Iran to hold first feminine protestor in sick bloodthirsty crackdown over demonstrations
Bita Hemmati has been sentenced to death alongside her husband and two men from their apartment block in Tehran for allegedly throwing concrete blocks at security forces during January’s protests
The first female protestor is set to be executed by Iran as part of its bloody crackdown on anti-regime demonstrations earlier this year. Bita Hemmati has been sentenced to death alongside her husband Mohammadreza Majidi-Asl.
She is believed to be the first woman to be sentenced to death over the protests. The couple were convicted of carrying out actions on behalf of the United States alongside two other men, Behrouz Zamaninejad and Kourosh Zamaninejad.
All four lived in the same building in Tehran and had been accused of throwing concrete blocks from onto security forces in the capital. It was not immediately clear when the verdict was issued.
Their convictions were raised by the US-based Human Rights Activists News Agency (HRANA), and the Abdorrahman Boroumand Center in separate statements.
The Abdorrahman Boroumand Center said it also believed that Bita was the woman who appeared in a video broadcast on state television in January, being personally interrogated by judiciary chief Gholamhossein Mohseni Ejei.
It said: “The recording and broadcasting of forced confessions from defendants in an opaque process… constitutes a blatant violation of the defendant’s rights.”
A source close to the prisoners’ families said: “Mohammadreza Majidi-Asl and Bita Hemmati are a couple living in Tehran, and Amir Hemmati is a relative of the two.
“Kourosh Zamaninejad and Behrouz Zamaninejad were living in the same residential building, and their arrests took place simultaneously.”
Notorious Iranian judge Iman Afshari claimed the group “injured forces at the scene” and the use of “explosive materials and an unspecified weapons” at protests on January 8 and 9.
It comes after more than 1,600 people were reportedly sent to the gallows in Iran over the past 12 months, including several in connection with the deadly protests, which first ignited on December 28, 2025, and quickly swept across the nation.

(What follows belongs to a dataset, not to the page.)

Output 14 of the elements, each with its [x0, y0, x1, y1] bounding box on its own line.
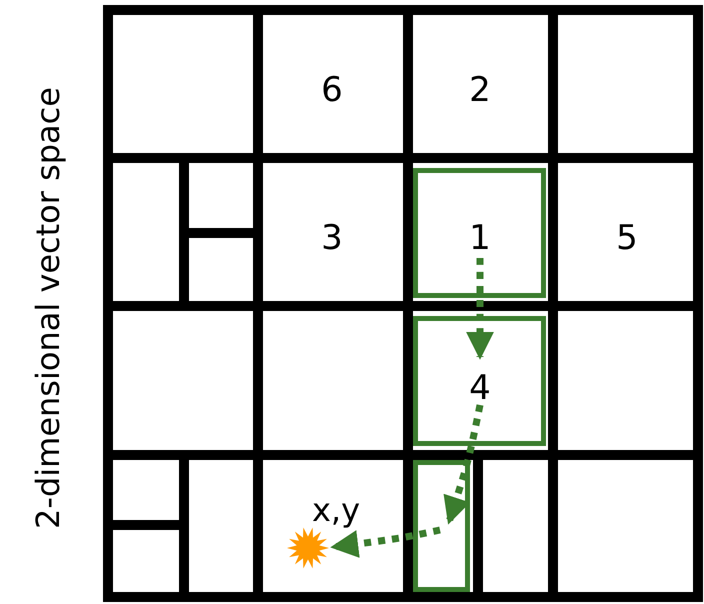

The Islamic Republic put an internet blackout in place at the time with reports that thousands of people could have been killed as the regime attempted to supress the uprising.
Human rights groups have accused the regime of using the death penalty as a tool to strike fear into the hearts of the Iranian people.
Estimates put the death toll from protests at more than 33,000 with thousands more left to languish in jail.
Seven people have been hanged in Iran over crimes related to the protests including wrestling champion Saleh Mohammadi, 19, Mehdi Ghasemi and Saeed Davvodi, 21.
Earlier this month, Iran also hanged 18-year-old musician Amirhossein Hatami in the Ghezel Hesar prison despite hopes he would be spared because of his age.
The New York-based Center for Human Rights in Iran said: “Dozens of individuals arrested during the January 2026 protests have been sentenced to death following grossly unfair, fast-tracked trials conducted without due process, access to independent counsel and reliance on torture-tainted forced ‘confessions’ as evidence.”